Type "exit" to leave the HBase Shell
Version: 0.90.0, r1056514, Fri Jan  7 21:22:53 UTC 2011

hbase(main):001:0> status 'simple'
2 live servers
    domU-12-xx-xx-xx-xx-xx.compute-1.internal:60020 1358812084397
        requests=0, regions=2, usedHeap=36, maxHeap=1974
    domU-12-xx-xx-xx-xx-xx.compute-1.internal:60020 1358812084972
        requests=0, regions=0, usedHeap=57, maxHeap=1974
0 dead servers
Aggregate load: 0, regions: 2

Configuration

Whirr is configured using a properties file, and optionally using command line arguments when using the CLI. Command line arguments take precedence over properties specified in a properties file.

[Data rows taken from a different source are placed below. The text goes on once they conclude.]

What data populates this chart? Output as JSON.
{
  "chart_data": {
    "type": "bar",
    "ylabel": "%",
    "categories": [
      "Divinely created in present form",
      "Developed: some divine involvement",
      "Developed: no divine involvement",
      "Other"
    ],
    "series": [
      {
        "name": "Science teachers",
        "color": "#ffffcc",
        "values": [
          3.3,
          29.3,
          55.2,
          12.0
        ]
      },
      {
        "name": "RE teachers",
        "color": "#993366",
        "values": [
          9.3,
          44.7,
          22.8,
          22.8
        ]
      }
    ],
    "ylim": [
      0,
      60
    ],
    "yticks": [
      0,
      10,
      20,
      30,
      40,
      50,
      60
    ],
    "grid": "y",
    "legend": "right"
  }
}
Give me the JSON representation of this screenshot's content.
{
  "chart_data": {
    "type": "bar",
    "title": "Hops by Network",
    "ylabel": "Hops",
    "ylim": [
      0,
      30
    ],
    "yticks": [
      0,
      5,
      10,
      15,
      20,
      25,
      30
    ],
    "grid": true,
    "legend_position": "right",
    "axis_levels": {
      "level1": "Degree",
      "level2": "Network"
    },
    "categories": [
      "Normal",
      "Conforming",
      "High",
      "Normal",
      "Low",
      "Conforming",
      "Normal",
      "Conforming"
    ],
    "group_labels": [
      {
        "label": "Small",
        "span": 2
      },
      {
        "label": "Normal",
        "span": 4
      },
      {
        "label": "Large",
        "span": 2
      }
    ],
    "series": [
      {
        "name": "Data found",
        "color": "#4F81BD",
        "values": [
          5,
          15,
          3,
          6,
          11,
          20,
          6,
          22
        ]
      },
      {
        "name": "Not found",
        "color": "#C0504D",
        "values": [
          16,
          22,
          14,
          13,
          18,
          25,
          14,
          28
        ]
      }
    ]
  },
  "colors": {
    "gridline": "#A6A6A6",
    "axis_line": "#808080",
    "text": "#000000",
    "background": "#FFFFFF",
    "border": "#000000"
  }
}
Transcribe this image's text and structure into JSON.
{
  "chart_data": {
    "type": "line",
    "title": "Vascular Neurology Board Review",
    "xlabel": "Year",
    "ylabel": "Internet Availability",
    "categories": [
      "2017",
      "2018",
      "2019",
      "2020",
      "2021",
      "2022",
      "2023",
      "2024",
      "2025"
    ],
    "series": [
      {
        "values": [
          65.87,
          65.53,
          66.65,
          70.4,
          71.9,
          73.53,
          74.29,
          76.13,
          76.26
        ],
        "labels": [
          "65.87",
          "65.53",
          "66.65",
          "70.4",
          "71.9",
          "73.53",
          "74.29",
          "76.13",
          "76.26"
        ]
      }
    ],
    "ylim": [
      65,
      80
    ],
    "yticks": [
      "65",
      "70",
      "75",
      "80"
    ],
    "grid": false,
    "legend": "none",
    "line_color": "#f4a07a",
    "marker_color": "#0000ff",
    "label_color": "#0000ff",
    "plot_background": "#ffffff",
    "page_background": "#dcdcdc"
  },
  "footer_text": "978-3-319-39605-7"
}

See Configuration Guide for more on configuration.

Destroy a cluster

When you've finished using a cluster you can terminate the instances and clean up resources with

% whirr-ec2 destroy-cluster --service-name hadoop --cluster-name tomhadoopcluster

The following will destroy a Hadoop cluster with multiple nodes on AWS EC2

jongwook@localhost:~/whirr$ bin/whirr destroy-cluster --config ./recipes/hbase.properties  --private-key-file ~/.ssh/id_rsa_whirr

Whirr API

Whirr provides a Java API for stopping and starting clusters. Please see the unit test source code for how to achieve this.